Increasingly, management tools should be leveraging directory services. To date, network management has really been device management. "Now you can manage class of service and QoS (quality of service) and align management policies with the particular needs of your business environment," said Clint Ramsay, vice president of marketing for 3Com's enterprise systems division.
In the Infonetics survey of high-speed LAN users, three quarters of respondents said they would require QoS capabilities by 2000. However, most of them plan to provide it by over-provisioning their networks. While QoS gets a lot of hype from vendors, it doesn't seem to be much more than a check-off item for users right now. "We're not looking at QoS, but rather at using policy-based management to control access to network resources," said Frank Bielecki, network manager at Sandia National Laboratories.
A number of experts expect this functionality to be provided through Directory Enabled Networks (DEN).
"This is a radical new approach to managing bandwidth," said Sam Alunni, a vice president at Sterling Research. Policies are established in a single directory that switches can access. The switches provision network resources based on profiles set up for users and applications.
"With DENs, you start to get the same degree of control over frame-based networks that you used to have to go to ATM to get," Alunni said.
Networks should also get more reliable as functions are moved into silicon and there are fewer parts. After all, the network component that fails most often is the routing software.
"As network availability approaches the 99.99 per centrequirement of the Bellcore Network Equipment-Building System standard, it will enable business-quality voice over IP and finally unlock the tremendous potential of computer-telephony integration.

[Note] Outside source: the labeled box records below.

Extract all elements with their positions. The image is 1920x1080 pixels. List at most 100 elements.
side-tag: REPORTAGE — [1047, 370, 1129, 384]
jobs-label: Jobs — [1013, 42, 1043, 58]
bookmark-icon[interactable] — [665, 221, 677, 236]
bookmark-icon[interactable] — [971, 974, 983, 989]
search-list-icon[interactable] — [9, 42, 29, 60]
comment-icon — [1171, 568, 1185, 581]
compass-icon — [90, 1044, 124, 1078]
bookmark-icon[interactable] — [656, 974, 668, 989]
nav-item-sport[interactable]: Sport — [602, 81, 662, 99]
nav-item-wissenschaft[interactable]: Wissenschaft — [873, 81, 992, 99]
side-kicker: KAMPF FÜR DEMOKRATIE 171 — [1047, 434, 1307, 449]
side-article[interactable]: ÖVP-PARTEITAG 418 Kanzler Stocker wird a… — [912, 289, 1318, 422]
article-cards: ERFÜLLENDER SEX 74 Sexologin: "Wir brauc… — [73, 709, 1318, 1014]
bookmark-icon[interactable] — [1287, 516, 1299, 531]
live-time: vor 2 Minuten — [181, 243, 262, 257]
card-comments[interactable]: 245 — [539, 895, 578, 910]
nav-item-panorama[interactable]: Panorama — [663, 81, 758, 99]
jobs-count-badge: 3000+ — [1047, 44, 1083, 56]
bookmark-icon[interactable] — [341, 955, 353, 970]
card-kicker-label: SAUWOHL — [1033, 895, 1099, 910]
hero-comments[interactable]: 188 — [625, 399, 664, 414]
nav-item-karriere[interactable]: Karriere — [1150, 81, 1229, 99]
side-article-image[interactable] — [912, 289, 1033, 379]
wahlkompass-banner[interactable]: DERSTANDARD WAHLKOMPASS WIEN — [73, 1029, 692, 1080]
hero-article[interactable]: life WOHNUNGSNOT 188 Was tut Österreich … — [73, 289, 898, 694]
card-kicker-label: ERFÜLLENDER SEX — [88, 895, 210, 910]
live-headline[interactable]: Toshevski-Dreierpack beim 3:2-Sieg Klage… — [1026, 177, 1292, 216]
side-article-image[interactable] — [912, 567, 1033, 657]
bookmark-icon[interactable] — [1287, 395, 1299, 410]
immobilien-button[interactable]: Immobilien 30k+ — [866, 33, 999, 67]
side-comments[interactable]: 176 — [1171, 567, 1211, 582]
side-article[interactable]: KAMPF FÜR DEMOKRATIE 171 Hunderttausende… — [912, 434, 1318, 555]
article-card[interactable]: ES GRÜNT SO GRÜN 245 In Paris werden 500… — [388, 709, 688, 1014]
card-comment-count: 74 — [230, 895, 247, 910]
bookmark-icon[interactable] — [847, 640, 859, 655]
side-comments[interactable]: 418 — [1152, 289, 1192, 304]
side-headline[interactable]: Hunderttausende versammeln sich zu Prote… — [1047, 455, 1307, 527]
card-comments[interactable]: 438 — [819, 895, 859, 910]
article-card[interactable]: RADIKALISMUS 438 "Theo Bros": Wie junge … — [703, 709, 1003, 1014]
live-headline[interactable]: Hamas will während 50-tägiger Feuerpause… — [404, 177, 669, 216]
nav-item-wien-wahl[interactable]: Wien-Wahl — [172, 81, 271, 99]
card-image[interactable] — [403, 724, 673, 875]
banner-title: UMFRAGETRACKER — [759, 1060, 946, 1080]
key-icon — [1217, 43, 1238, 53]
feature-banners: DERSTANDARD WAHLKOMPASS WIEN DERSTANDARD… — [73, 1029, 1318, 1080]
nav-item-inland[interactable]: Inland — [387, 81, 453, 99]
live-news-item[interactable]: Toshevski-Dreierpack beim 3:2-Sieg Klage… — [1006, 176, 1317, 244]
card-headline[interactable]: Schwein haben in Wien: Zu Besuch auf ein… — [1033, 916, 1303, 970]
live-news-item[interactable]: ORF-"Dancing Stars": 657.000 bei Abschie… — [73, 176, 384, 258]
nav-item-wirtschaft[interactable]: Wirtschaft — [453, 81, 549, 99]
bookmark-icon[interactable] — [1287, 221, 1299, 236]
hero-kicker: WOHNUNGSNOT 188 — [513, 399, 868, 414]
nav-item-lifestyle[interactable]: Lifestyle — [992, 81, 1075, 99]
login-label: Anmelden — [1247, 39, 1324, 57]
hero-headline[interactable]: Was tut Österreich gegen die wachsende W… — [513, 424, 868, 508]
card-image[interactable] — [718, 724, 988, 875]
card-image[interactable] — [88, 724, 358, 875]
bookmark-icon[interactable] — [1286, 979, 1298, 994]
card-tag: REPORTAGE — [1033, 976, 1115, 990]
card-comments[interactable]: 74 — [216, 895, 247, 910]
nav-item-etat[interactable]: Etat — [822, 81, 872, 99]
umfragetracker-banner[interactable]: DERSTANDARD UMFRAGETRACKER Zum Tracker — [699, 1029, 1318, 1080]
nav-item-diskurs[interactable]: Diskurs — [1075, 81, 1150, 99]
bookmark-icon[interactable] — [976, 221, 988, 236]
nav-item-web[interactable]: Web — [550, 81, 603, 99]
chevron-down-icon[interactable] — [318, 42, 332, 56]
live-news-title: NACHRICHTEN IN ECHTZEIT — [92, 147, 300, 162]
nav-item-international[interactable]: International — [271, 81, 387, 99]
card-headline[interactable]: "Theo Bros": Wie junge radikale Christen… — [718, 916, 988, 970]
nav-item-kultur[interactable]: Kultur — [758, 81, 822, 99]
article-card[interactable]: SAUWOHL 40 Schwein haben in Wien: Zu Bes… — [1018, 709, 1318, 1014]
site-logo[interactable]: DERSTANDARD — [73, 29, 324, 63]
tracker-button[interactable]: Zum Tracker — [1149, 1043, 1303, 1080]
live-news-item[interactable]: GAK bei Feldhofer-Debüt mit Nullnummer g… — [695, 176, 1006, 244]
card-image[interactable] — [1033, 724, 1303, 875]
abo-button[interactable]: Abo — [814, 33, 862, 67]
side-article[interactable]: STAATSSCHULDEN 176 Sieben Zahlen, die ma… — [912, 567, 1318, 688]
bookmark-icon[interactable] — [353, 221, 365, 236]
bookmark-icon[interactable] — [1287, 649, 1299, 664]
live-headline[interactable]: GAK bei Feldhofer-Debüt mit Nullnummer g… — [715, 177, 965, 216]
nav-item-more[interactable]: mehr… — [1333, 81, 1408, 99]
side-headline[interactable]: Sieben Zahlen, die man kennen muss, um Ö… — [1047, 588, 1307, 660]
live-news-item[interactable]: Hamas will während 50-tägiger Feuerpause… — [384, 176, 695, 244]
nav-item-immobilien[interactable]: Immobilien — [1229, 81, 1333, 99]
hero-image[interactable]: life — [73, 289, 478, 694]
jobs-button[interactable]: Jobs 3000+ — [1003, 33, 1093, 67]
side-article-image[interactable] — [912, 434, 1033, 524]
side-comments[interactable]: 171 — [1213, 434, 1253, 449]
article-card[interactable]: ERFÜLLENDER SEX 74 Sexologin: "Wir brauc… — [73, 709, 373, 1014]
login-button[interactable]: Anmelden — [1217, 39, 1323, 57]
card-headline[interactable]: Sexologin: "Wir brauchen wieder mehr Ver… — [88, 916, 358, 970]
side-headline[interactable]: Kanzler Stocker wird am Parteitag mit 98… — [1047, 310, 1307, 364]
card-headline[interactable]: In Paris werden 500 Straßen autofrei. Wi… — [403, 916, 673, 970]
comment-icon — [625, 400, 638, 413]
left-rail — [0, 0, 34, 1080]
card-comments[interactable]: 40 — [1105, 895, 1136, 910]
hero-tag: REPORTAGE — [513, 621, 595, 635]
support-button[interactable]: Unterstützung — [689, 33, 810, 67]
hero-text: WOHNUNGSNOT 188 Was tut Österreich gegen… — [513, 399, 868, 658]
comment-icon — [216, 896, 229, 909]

Layer 3 intelligence will get more democratic as well. It is expected to spread to the wiring closets and even out to the edges as WAN links go beyond E-1 speeds.
"Intelligence is getting cheap, so put it in the closet," said Douglas Hill, co-founder of Xylan. When desktops are attached to Layer 3 switches, all sorts of possibilities open up.
These include user-authentication capabilities that enable the network to reconfigure itself based on the identity of the user; end-to-end QoS; and much more granular directory-enabled networking and intelligent multicast distribution.
Vinod Bhardwaj, the inventor of the first Ethernet switch, can see carrying things even further by putting a router at every port and eliminating Layer 2 altogether. Assuming the world converges on IP and silicon prices continue to fall, he thinks it could happen in three to four years.
"Routing is a superset of switching, so it has everything the network requires," said Bhardwaj, now president and CEO of ControlNet, a high-speed networking start-up. "You would just need a NIC and a router."
Bhardwaj's vision isn't out of the realm of possibility. In fact, it dovetails nicely with the TCP/IP protocol stack, in which Layer 2 is equivalent to OSI's Layer 3 and there is no separate data-link layer. First, though, the routers will have to get a lot more intelligent, said Mary Petrosky, senior analyst at The Burton Group. Otherwise, the configuration and administration of all those routers would be prohibitive.
"In ATM, if you have a network with some 155Mbit/sec switches and you drop a new 622Mbit/sec box into the core, they will all find each other and update their tables and learn the new topology," Petrosky said. "Routers don't do that at this point."
Self-configuring routers that can fit into a single switch port at an affordable price? They're not exactly on the horizon, but with the speed at which switching has progressed thus far, who would say it can't happen?